CVE-2022-26134

Name of the Vulnerable Software and Affected Versions Atlassian Confluence Server and Data Center versions prior to 7.4.17 Atlassian Confluence Server and Data Center versions 7.13.0 through 7.13.6 Atlassian Confluence Server and Data Center versions 7.14.0 through 7.14.2 Atlassian Confluence Server and Data Center versions 7.15.0 through 7.15.1 Atlassian Confluence Server and Data Center versions 7.16.0 through 7.16.3 Atlassian Confluence Server and Data Center versions 7.17.0 through 7.17.3 Atlassian Confluence Server and Data Center version 7.18.0

Description The issue is related to an OGNL injection vulnerability that allows an unauthenticated attacker to execute arbitrary code on a Confluence Server or Data Center instance. This vulnerability has been exploited in real-world incidents, with attackers deploying cryptocurrency mining malware and web shells, such as BEHINDER, on compromised servers.

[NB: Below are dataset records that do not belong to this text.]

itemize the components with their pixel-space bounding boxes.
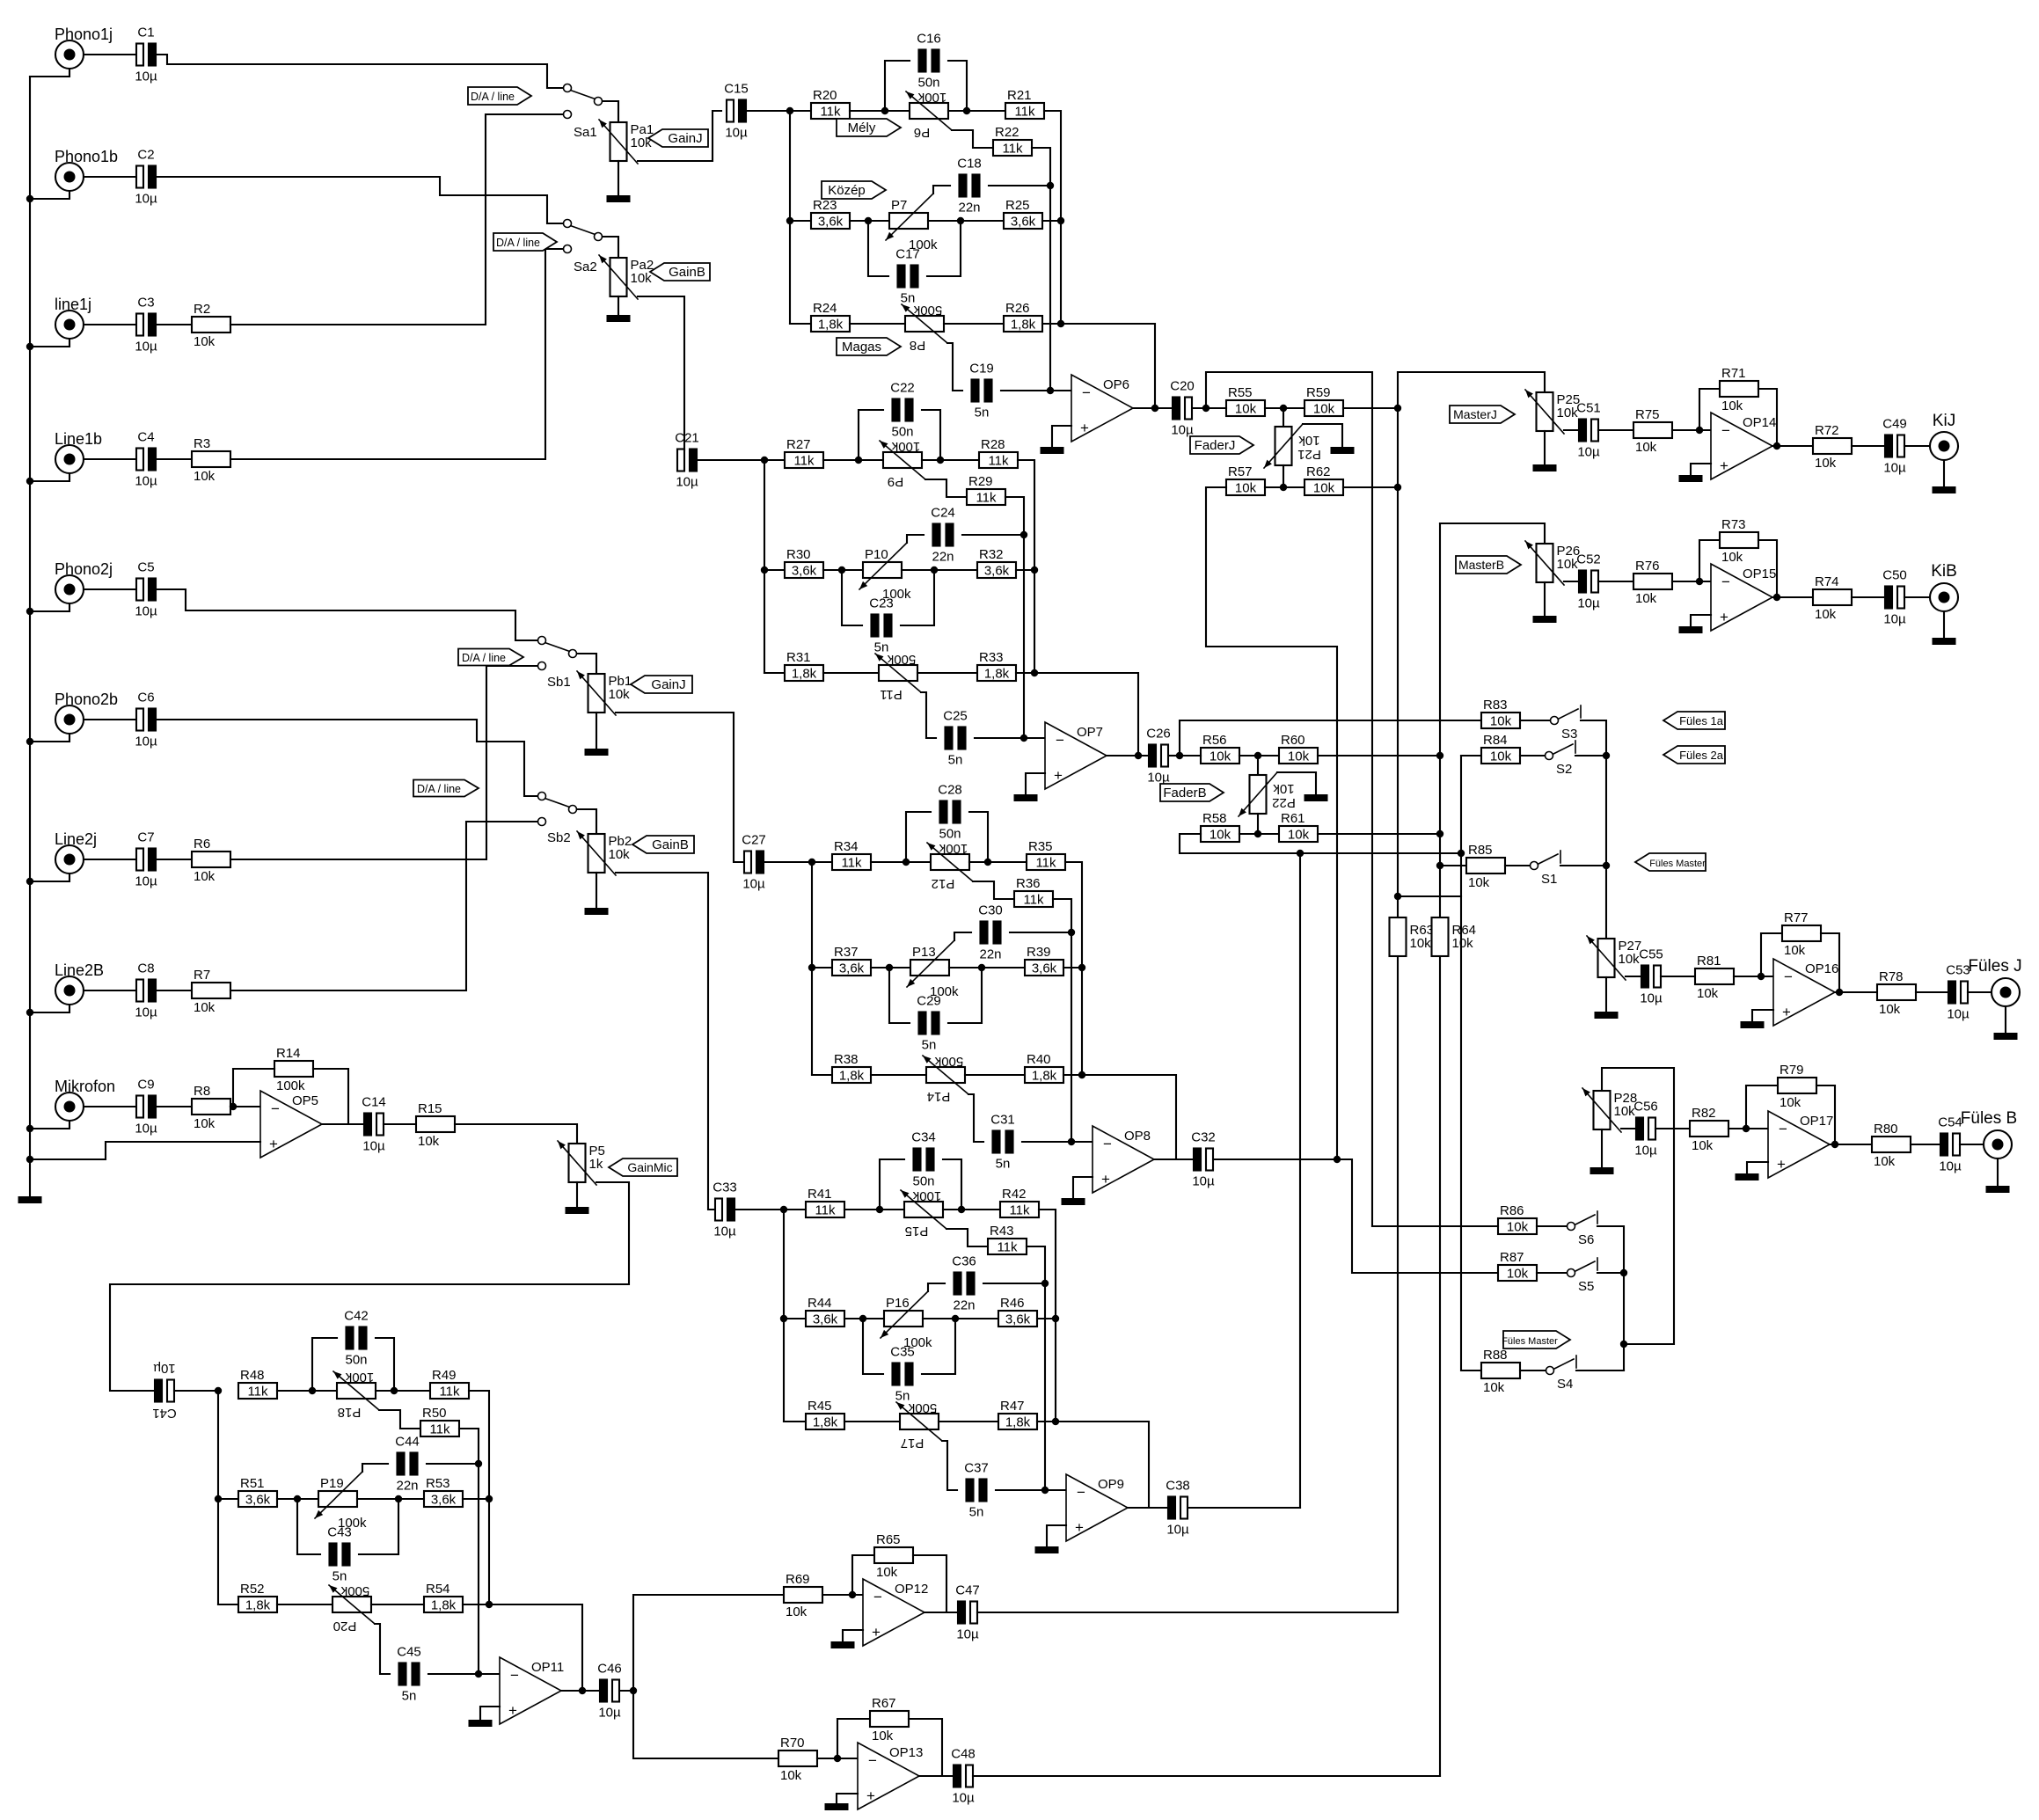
- wire: [463, 1604, 489, 1605]
- wire: [1772, 445, 1813, 447]
- wire: [1265, 486, 1305, 488]
- resistor R52: [238, 1597, 277, 1612]
- capacitor C49: [1885, 435, 1892, 457]
- svg-text:11k: 11k: [1014, 105, 1035, 120]
- wire: [1398, 895, 1461, 897]
- resistor R67: [870, 1711, 909, 1727]
- svg-text:Közép: Közép: [828, 183, 866, 198]
- wire: [84, 176, 137, 178]
- wire P28 feed: [1602, 1068, 1674, 1344]
- wire: [30, 873, 69, 881]
- junction: [1436, 862, 1443, 869]
- resistor R47: [998, 1414, 1037, 1429]
- wire R57 feed: [1206, 487, 1337, 1159]
- wire: [996, 1489, 1045, 1491]
- jack KiB: [1930, 583, 1958, 611]
- flag GainJ: [648, 129, 708, 147]
- wire: [1063, 967, 1082, 968]
- svg-text:C26: C26: [1146, 727, 1171, 742]
- svg-text:FaderJ: FaderJ: [1195, 438, 1236, 453]
- flag GainB: [650, 263, 710, 281]
- svg-text:C36: C36: [952, 1254, 976, 1269]
- switch Sb1: [545, 643, 570, 652]
- svg-text:R61: R61: [1281, 811, 1305, 826]
- resistor R29: [967, 489, 1005, 505]
- ground: [1679, 626, 1703, 633]
- svg-text:C44: C44: [395, 1435, 420, 1450]
- wire: [764, 459, 785, 461]
- wire: [84, 458, 137, 460]
- wire: [455, 1124, 577, 1144]
- svg-text:10k: 10k: [1507, 1220, 1529, 1235]
- svg-text:11k: 11k: [997, 1240, 1018, 1255]
- capacitor C31: [993, 1131, 1000, 1153]
- op-amp OP13: [858, 1743, 919, 1809]
- wire: [1943, 611, 1945, 638]
- svg-text:11k: 11k: [793, 454, 815, 469]
- resistor R74: [1813, 589, 1852, 605]
- switch S1: [1538, 854, 1558, 865]
- svg-text:Füles J: Füles J: [1968, 957, 2021, 976]
- jack Phono2b: [55, 705, 84, 734]
- junction: [1280, 405, 1287, 412]
- wire: [618, 296, 619, 315]
- svg-text:10µ: 10µ: [135, 874, 157, 889]
- svg-text:+: +: [508, 1702, 517, 1719]
- wire: [746, 110, 790, 112]
- flag D/A / line 1: [468, 87, 531, 105]
- junction: [1458, 850, 1465, 857]
- junction: [761, 457, 768, 464]
- flag MasterJ: [1450, 406, 1515, 423]
- wire: [1960, 1144, 1984, 1145]
- wire: [1601, 1129, 1603, 1167]
- svg-text:Phono2b: Phono2b: [55, 691, 118, 708]
- svg-text:50n: 50n: [917, 76, 939, 91]
- wire: [633, 1595, 784, 1691]
- svg-text:+: +: [1075, 1519, 1084, 1536]
- svg-text:5n: 5n: [895, 1389, 910, 1404]
- svg-text:KiB: KiB: [1931, 562, 1957, 581]
- svg-text:5n: 5n: [996, 1157, 1011, 1172]
- svg-text:3,6k: 3,6k: [818, 215, 844, 230]
- svg-text:C43: C43: [327, 1525, 352, 1540]
- resistor R56: [1201, 748, 1239, 764]
- svg-text:R53: R53: [426, 1476, 450, 1491]
- wire: [84, 859, 137, 860]
- ground: [1533, 464, 1557, 471]
- svg-text:C56: C56: [1633, 1100, 1658, 1115]
- junction: [215, 1387, 222, 1394]
- ground: [1014, 794, 1038, 801]
- capacitor C46: [600, 1680, 607, 1702]
- wire: [764, 861, 812, 863]
- wire: [1699, 389, 1720, 430]
- wire: [843, 1630, 863, 1641]
- potentiometer P15: [904, 1202, 943, 1217]
- svg-text:+: +: [1782, 1004, 1791, 1020]
- wire: [909, 1719, 942, 1776]
- svg-text:C49: C49: [1882, 417, 1907, 432]
- svg-text:500k: 500k: [913, 303, 942, 318]
- svg-text:P19: P19: [320, 1476, 344, 1491]
- wire R58 feed: [1180, 756, 1461, 853]
- wire: [154, 990, 192, 991]
- wire nodeB bus: [1439, 523, 1441, 917]
- svg-text:GainB: GainB: [652, 837, 689, 852]
- wire: [1042, 323, 1061, 325]
- wire: [459, 1429, 479, 1674]
- wire: [1852, 596, 1885, 598]
- resistor R85: [1466, 858, 1505, 873]
- wire: [1461, 755, 1481, 757]
- ground: [825, 1803, 849, 1810]
- junction: [958, 1206, 965, 1213]
- svg-text:10k: 10k: [631, 271, 653, 286]
- svg-text:OP5: OP5: [292, 1093, 318, 1108]
- wire: [218, 1604, 238, 1605]
- op-amp OP12: [863, 1579, 924, 1646]
- svg-text:R36: R36: [1016, 876, 1041, 891]
- resistor R65: [874, 1547, 913, 1563]
- potentiometer P22: [1250, 775, 1267, 814]
- resistor R36: [1014, 891, 1053, 907]
- junction: [1041, 1280, 1049, 1287]
- junction: [1436, 830, 1443, 837]
- svg-text:R22: R22: [995, 125, 1020, 140]
- junction: [1047, 387, 1054, 394]
- wire: [1544, 582, 1546, 616]
- flag D/A / line 3: [458, 649, 523, 666]
- svg-text:22n: 22n: [958, 201, 980, 216]
- svg-text:R21: R21: [1007, 88, 1032, 103]
- potentiometer P21: [1275, 427, 1292, 465]
- svg-text:10k: 10k: [1468, 875, 1490, 890]
- capacitor C35: [893, 1363, 900, 1385]
- resistor R58: [1201, 826, 1239, 842]
- svg-text:R24: R24: [813, 301, 837, 316]
- capacitor C55: [1641, 966, 1648, 988]
- junction: [26, 878, 33, 885]
- svg-text:10µ: 10µ: [362, 1139, 385, 1154]
- wire: [616, 873, 715, 1210]
- wire: [313, 1069, 348, 1124]
- svg-text:Mikrofon: Mikrofon: [55, 1078, 115, 1095]
- junction: [1020, 735, 1027, 742]
- potentiometer P13: [910, 960, 949, 976]
- wire: [969, 861, 1027, 863]
- wire: [1032, 148, 1050, 391]
- wire: [322, 1123, 364, 1125]
- op-amp OP14: [1711, 413, 1772, 479]
- wire: [764, 672, 785, 674]
- flag Fules Master 2: [1503, 1331, 1570, 1349]
- wire: [218, 1498, 238, 1500]
- junction: [786, 107, 793, 114]
- resistor R87: [1498, 1265, 1537, 1281]
- wire: [1257, 814, 1259, 834]
- capacitor C22: [893, 399, 900, 421]
- resistor R77: [1782, 925, 1821, 941]
- wire: [1597, 1272, 1624, 1274]
- junction: [1603, 862, 1610, 869]
- wire: [1537, 1225, 1567, 1227]
- wire: [871, 861, 931, 863]
- capacitor C51: [1579, 420, 1586, 442]
- resistor R62: [1305, 479, 1343, 495]
- svg-text:R80: R80: [1874, 1122, 1898, 1137]
- wire: [1154, 1159, 1192, 1160]
- svg-text:R70: R70: [780, 1736, 805, 1751]
- svg-text:R74: R74: [1815, 574, 1839, 589]
- wire: [576, 1182, 578, 1207]
- svg-text:−: −: [868, 1752, 877, 1769]
- capacitor C1: [136, 44, 143, 66]
- svg-text:C55: C55: [1639, 947, 1663, 962]
- svg-text:10µ: 10µ: [676, 475, 698, 490]
- svg-text:D/A / line: D/A / line: [462, 652, 506, 664]
- svg-text:+: +: [872, 1624, 881, 1641]
- wire: [880, 1159, 904, 1210]
- svg-text:10µ: 10µ: [725, 126, 748, 141]
- ground bus: [29, 77, 31, 1196]
- wire: [1073, 1177, 1093, 1198]
- wire: [596, 713, 597, 749]
- svg-text:10k: 10k: [1210, 749, 1231, 764]
- svg-text:C35: C35: [890, 1345, 915, 1360]
- wire: [1597, 1226, 1624, 1370]
- jack Line2j: [55, 845, 84, 873]
- wire: [906, 812, 931, 862]
- resistor R43: [988, 1239, 1027, 1254]
- svg-text:C47: C47: [955, 1583, 980, 1598]
- wire: [616, 713, 744, 862]
- wire: [30, 339, 69, 347]
- resistor R25: [1004, 213, 1042, 229]
- resistor R60: [1279, 748, 1318, 764]
- wire: [949, 967, 1025, 968]
- svg-text:C50: C50: [1882, 568, 1907, 583]
- wire: [633, 1691, 778, 1758]
- svg-text:5n: 5n: [948, 753, 963, 768]
- wire: [1672, 581, 1711, 582]
- resistor R64: [1432, 917, 1449, 956]
- svg-text:50n: 50n: [912, 1174, 934, 1189]
- svg-text:S4: S4: [1557, 1377, 1573, 1392]
- wire: [1752, 1010, 1773, 1021]
- wire: [944, 323, 1004, 325]
- junction: [1280, 484, 1287, 491]
- resistor R14: [274, 1061, 313, 1077]
- wire: [1997, 1159, 1999, 1186]
- svg-text:10k: 10k: [1410, 936, 1432, 951]
- wire: [233, 1069, 274, 1107]
- wire: [1052, 426, 1071, 447]
- wire: [969, 812, 988, 862]
- flag D/A / line 2: [493, 233, 557, 251]
- svg-text:C9: C9: [137, 1078, 154, 1093]
- svg-text:S3: S3: [1561, 727, 1577, 742]
- wire: [852, 1555, 874, 1595]
- svg-text:500k: 500k: [908, 1400, 937, 1415]
- jack Phono1j: [55, 40, 84, 69]
- svg-text:11k: 11k: [815, 1203, 836, 1218]
- svg-text:1,8k: 1,8k: [245, 1598, 271, 1613]
- wire: [764, 460, 765, 673]
- svg-text:5n: 5n: [333, 1569, 347, 1584]
- wire: [863, 1319, 883, 1374]
- svg-text:P18: P18: [338, 1405, 362, 1420]
- svg-text:P16: P16: [886, 1296, 910, 1311]
- svg-text:R86: R86: [1500, 1203, 1524, 1218]
- svg-text:C7: C7: [137, 830, 154, 845]
- svg-text:10k: 10k: [1784, 943, 1806, 958]
- svg-text:1,8k: 1,8k: [813, 1415, 838, 1430]
- wire: [30, 603, 69, 611]
- svg-text:line1j: line1j: [55, 296, 91, 313]
- svg-text:C27: C27: [742, 833, 766, 848]
- svg-text:Füles 1a: Füles 1a: [1679, 714, 1724, 727]
- svg-text:C20: C20: [1170, 379, 1195, 394]
- wire: [844, 1318, 884, 1319]
- capacitor C33: [715, 1199, 722, 1221]
- junction: [1758, 973, 1765, 980]
- wire: [1544, 431, 1546, 464]
- junction: [881, 107, 888, 114]
- capacitor C34: [914, 1149, 921, 1171]
- wire: [977, 1612, 1398, 1613]
- capacitor C45: [399, 1663, 406, 1685]
- wire: [463, 1498, 489, 1500]
- wire: [1440, 865, 1466, 866]
- junction: [1078, 964, 1085, 971]
- svg-text:10k: 10k: [1313, 402, 1335, 417]
- jack Mikrofon: [55, 1093, 84, 1121]
- svg-text:500k: 500k: [887, 652, 916, 667]
- op-amp OP5: [260, 1091, 322, 1158]
- svg-text:−: −: [1721, 574, 1730, 590]
- flag D/A / line 4: [413, 780, 479, 797]
- svg-text:R48: R48: [240, 1368, 265, 1383]
- svg-text:C25: C25: [943, 709, 968, 724]
- svg-text:P15: P15: [905, 1224, 929, 1239]
- svg-text:Line1b: Line1b: [55, 430, 102, 448]
- svg-text:R47: R47: [1000, 1399, 1025, 1414]
- jack Fules J: [1991, 978, 2020, 1006]
- capacitor C50: [1885, 587, 1892, 609]
- svg-text:C15: C15: [724, 82, 749, 97]
- svg-text:10k: 10k: [1313, 481, 1335, 496]
- flag Magas: [837, 338, 901, 355]
- wire: [359, 1499, 398, 1554]
- svg-text:C6: C6: [137, 691, 154, 705]
- svg-text:R81: R81: [1697, 954, 1721, 968]
- resistor R55: [1226, 400, 1265, 416]
- wire: [30, 191, 69, 199]
- svg-text:5n: 5n: [922, 1038, 937, 1053]
- svg-text:10k: 10k: [194, 1000, 216, 1015]
- resistor R73: [1720, 532, 1758, 548]
- svg-text:+: +: [1777, 1156, 1786, 1173]
- capacitor C28: [940, 801, 947, 823]
- wire: [1128, 1507, 1166, 1509]
- junction: [849, 1591, 856, 1598]
- wire nodeJ bus: [1397, 372, 1399, 917]
- wire: [638, 296, 684, 450]
- wire: [1303, 424, 1342, 447]
- svg-text:1,8k: 1,8k: [839, 1069, 865, 1084]
- wire: [1537, 1272, 1567, 1274]
- wire: [946, 1229, 988, 1246]
- ground: [1035, 1546, 1059, 1553]
- junction: [215, 1495, 222, 1502]
- svg-text:10k: 10k: [1452, 936, 1474, 951]
- svg-text:−: −: [271, 1100, 280, 1117]
- svg-text:10k: 10k: [1507, 1267, 1529, 1282]
- junction: [1334, 1156, 1341, 1163]
- resistor R28: [979, 452, 1018, 468]
- svg-text:R43: R43: [990, 1224, 1014, 1239]
- potentiometer P19: [318, 1491, 357, 1507]
- svg-text:R30: R30: [786, 547, 811, 562]
- junction: [876, 1206, 883, 1213]
- svg-text:R55: R55: [1228, 385, 1253, 400]
- svg-text:10k: 10k: [1879, 1002, 1901, 1017]
- wire OP6 cue bus: [1206, 372, 1372, 1226]
- op-amp OP15: [1711, 564, 1772, 631]
- svg-text:MasterB: MasterB: [1458, 558, 1504, 572]
- wire: [764, 569, 785, 571]
- wire: [312, 1338, 337, 1391]
- wire: [277, 1604, 333, 1605]
- svg-text:R88: R88: [1483, 1348, 1508, 1363]
- ground: [566, 1207, 589, 1214]
- wire: [1239, 833, 1279, 835]
- resistor R8: [192, 1099, 230, 1115]
- svg-text:R50: R50: [422, 1406, 447, 1421]
- svg-text:10k: 10k: [1635, 440, 1657, 455]
- resistor R54: [424, 1597, 463, 1612]
- jack line1j: [55, 311, 84, 339]
- capacitor C47: [958, 1602, 965, 1624]
- flag FaderB: [1160, 784, 1224, 801]
- junction: [1020, 531, 1027, 538]
- wire: [428, 1673, 479, 1675]
- wire: [1343, 407, 1398, 409]
- svg-text:10k: 10k: [194, 334, 216, 349]
- wire: [1916, 991, 1948, 993]
- svg-text:3,6k: 3,6k: [431, 1493, 457, 1508]
- wire: [1581, 720, 1606, 939]
- switch S3: [1558, 709, 1578, 720]
- wire: [1010, 932, 1071, 933]
- wire: [1598, 581, 1633, 582]
- wire: [1758, 389, 1777, 446]
- wire: [928, 220, 1004, 222]
- svg-text:−: −: [1103, 1136, 1112, 1152]
- wire: [230, 249, 563, 459]
- svg-text:P8: P8: [910, 338, 925, 353]
- jack Line2B: [55, 976, 84, 1005]
- potentiometer P11: [879, 665, 917, 681]
- wire: [1520, 755, 1545, 757]
- svg-text:10k: 10k: [1692, 1138, 1714, 1153]
- svg-text:R39: R39: [1027, 945, 1051, 960]
- ground: [1041, 447, 1064, 454]
- wire: [1821, 933, 1839, 992]
- svg-text:+: +: [1054, 767, 1063, 784]
- wire: [84, 719, 137, 720]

The estimated number of potentially affected devices worldwide is not specified, but it is known that at least 211 unique IP addresses have been identified as exploiting this vulnerability.

Recommendations For versions prior to 7.4.17, update to version 7.4.17 or later. For versions 7.13.0 through 7.13.6, update to version 7.13.7 or later. For versions 7.14.0 through 7.14.2, update to version 7.14.3 or later. For versions 7.15.0 through 7.15.1, update to version 7.15.2 or later. For versions 7.16.0 through 7.16.3, update to version 7.16.4 or later. For versions 7.17.0 through 7.17.3, update to version 7.17.4 or later. For version 7.18.0, update to version 7.18.1 or later. As a temporary workaround, consider restricting access to the service through the Internet, shutting down Confluence, or blocking links containing ${ to reduce the risk.